5. Diese Tendenz hatte Wolff von seinem Lehrer Thomasius, dem Führer der Aufklärer, übernommen, einem Manne, dem freilich die Vornehmheit des Leibnizschen Geistes abging, desto mehr aber das Verständnis für die Bedürfnisse seiner Zeit, die agitatorische Beweglichkeit und der Mut gemeinnützigen Strebens gegeben waren Geistige Regungen der Renaissance, die im 17. Jahrhundert zurückgedämmt worden waren, lebten an dessen Schlusse wieder auf. Thomasius wollte die Philosophie aus dem Hörsaal in das Leben verpflanzen, sie in den Dienst der allgemeinen Wohlfahrt stellen: und da er von der Naturwissenschaft wenig verstand, so wandte sich sein Interesse der Kritik der öffentlichen Einrichtungen zu. Im Leben der Gesamtheit wie in dem des Individuums soll nur die Vernunft herrschen: so focht er ehrlich und siegreich gegen Aberglauben und Beschränktheit, gegen Tortur und Hexenprozesse.
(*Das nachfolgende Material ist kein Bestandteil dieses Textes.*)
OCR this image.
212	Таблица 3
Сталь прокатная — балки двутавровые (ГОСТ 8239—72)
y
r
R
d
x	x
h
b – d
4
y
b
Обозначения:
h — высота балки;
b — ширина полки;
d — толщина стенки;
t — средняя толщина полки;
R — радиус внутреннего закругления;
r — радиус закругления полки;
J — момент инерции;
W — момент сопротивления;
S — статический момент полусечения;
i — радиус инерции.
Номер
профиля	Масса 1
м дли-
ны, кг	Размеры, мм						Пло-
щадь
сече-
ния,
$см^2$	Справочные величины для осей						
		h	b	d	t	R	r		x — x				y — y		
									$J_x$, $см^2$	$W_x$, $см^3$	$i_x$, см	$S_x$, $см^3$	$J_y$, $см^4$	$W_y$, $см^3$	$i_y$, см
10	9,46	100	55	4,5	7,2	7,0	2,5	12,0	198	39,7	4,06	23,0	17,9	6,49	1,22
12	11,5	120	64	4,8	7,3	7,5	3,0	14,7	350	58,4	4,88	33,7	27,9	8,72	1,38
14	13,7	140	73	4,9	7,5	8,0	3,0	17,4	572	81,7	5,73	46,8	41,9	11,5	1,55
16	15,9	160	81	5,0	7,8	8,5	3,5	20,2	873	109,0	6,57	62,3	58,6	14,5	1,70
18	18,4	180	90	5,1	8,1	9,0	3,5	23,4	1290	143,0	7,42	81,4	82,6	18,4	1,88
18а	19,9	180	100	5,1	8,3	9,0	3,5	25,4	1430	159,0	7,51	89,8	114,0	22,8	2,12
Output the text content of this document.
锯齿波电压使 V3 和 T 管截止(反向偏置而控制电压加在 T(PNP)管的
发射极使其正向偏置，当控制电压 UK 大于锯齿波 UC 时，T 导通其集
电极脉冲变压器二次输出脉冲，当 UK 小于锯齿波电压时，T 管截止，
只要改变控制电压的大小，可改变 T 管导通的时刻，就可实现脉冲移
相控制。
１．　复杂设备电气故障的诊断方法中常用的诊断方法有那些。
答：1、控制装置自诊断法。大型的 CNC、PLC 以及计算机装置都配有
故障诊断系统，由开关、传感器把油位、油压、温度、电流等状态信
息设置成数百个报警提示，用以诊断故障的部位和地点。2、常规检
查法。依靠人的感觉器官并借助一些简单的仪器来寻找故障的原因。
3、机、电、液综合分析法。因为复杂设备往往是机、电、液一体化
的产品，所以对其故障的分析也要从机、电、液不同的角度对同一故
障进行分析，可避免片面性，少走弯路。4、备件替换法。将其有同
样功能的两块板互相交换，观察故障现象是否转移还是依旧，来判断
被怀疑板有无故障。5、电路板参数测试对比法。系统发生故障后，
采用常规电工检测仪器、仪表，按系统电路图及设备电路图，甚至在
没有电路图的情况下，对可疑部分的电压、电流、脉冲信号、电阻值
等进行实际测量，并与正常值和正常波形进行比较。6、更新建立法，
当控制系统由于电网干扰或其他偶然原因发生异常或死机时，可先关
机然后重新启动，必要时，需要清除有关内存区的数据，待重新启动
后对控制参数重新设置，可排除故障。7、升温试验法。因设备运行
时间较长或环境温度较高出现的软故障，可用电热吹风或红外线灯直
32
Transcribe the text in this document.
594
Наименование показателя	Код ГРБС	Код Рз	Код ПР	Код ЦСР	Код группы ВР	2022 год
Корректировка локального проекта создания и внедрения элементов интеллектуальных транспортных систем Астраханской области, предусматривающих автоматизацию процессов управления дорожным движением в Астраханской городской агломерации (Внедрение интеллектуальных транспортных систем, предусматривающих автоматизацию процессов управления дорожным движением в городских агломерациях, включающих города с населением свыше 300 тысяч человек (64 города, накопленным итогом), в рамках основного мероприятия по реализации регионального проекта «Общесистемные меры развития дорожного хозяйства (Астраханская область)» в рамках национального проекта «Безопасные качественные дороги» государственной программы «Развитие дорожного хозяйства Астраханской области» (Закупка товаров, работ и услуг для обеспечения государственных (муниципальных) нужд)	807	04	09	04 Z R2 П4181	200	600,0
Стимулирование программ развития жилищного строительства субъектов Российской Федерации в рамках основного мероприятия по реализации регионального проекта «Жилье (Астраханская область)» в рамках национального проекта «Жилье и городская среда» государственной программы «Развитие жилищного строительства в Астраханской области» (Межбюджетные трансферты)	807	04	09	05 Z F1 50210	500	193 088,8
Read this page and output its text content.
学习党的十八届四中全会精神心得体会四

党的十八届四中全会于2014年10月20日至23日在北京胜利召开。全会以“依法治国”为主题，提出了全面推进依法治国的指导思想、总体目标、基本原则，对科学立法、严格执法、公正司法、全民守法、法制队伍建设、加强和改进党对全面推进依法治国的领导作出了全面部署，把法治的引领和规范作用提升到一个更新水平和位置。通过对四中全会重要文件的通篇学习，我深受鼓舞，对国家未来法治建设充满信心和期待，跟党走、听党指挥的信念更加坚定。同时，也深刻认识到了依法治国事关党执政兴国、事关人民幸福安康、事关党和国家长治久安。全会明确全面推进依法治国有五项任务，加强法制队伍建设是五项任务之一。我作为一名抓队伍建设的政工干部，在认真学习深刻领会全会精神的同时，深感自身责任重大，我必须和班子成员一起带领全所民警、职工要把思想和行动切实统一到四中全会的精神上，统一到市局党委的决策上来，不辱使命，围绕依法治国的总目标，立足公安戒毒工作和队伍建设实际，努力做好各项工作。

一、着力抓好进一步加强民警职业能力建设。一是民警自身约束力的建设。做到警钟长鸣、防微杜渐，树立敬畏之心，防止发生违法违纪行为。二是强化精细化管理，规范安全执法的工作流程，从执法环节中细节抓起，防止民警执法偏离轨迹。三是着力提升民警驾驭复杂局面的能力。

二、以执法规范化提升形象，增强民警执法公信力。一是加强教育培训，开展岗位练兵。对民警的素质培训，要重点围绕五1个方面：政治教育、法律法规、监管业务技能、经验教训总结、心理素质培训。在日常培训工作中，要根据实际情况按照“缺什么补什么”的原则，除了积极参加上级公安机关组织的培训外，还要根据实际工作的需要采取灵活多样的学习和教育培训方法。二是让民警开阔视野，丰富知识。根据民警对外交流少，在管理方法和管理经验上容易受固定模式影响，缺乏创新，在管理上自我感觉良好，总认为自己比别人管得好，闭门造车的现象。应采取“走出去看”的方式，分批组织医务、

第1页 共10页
Die Aufklärung im Sinne des Thomasius ist daher weit entfernt von der metaphysischen Würde, die ihr Leibniz gab, sie gewinnt vielmehr ihren Wert für den Einzelnen wie für die Gesamtheit erst durch den Nutzen, den sie abwirft und der nur von ihr erwartet werden darf.

Vollkommenheit und Utilität sind somit die beiden Merkmale, welche bei Wolff die Aufklärung zum ethischen Prinzip machen: jenes tritt bei der allgemeinen metaphysischen Grundlage. dies in dem besonderen Ausbau des Systems stärker hervor. Und in derselben Weise zieht sich diese Dualität der[423] Kriterien durch Wolffs Schule und die gesamte Popularphilosophie hin, – nur daß, je flacher die Lehren werden, um so breiteren Raum die Utilität einnimmt. Selbst Mendelssohn begründet die Abwendung von aller tieferen und feineren Grübelei damit, daß die Philosophie nur gerade so viel zu behandeln habe, als zur Glückseligkeit des Menschen nötig ist. Weil aber dieser aufklärerische Eudämonismus von vornherein keinen höheren Gesichtspunkt hatte, als die Ausbildung und das Wohlergehen des Durchschnittsmenschen, so verfiel er einer andern Beschränktheit: dem nüchternsten Philistertum und der spießbürgerlichen Verständigkeit. Das mochte in einer gewissen zwar nicht hohen, aber breiten Schicht der populären Literatur am Platze und von segensreicher Wirkung sein: wenn aber solcher Erfolg den Aufklärern zu Kopfe stieg, wenn sie dieselben Maßstäbe an die großen Erscheinungen der Gesellschaft und der Geschichte legten, wenn dieser Uebermut des empirischen Verstandes nichts gelten lassen wollte, als was er »klar und deutlich« erkannt hatte, dann verzerrten sich die edlen Züge der Aufklärung zu jener wohlgemeinten Verständnislosigkeit, als deren Typus Friedrich Nicolai mit all seiner rastlosen Gemeinnützigkeit eine komische Figur geworden ist.870

6. Die große Masse der deutschen Aufklärer ahnte nicht, wieweit sie mit dieser trockenen Utilität abstrakter Verstandesregeln von dem lebendigen Geiste des großen Leibniz abirrte: schon Wolff hatte ja auch metaphysisch die prästabilierte Harmonie fallen lassen und damit bewiesen, daß ihm der feinste Sinn der Monadologie verborgen geblieben war. Er und seine Nachfolger besaßen daher auch kein Verständnis dafür, daß Leibniz' Prinzip der Vollkommenheit in dem Maße, wie seine Metaphysik die Eigenheit jedes Einzelwesens allen andern gegenüber zur Geltung brachte, auch für das sittliche Leben die Entfaltung des individuellen Lebensinhaltes und die Ausgestaltung seiner dunkel gefühlten Ursprünglichkeit zur Aufgabe machte. Diese Seite der Sache kam in Deutschland erst zur Geltung, als in der Literatur die Periode der Genialität anbrach und das leidenschaftliche Gefühl eigenartiger Geister seine Theorie suchte. Die Form aber, welche sie dann in Herders Abhandlungen und ebenso in Schillers »philosophischen Briefen« fand, war weit stärker als durch Leibniz von einer andern Lehre bestimmt, die trotz der Verschiedenheit der begrifflichen Ausführung in der ethischen Gesinnung die größte Verwandtschaft mit der des deutschen Metaphysikers besaß (vgl. oben § 35, 2).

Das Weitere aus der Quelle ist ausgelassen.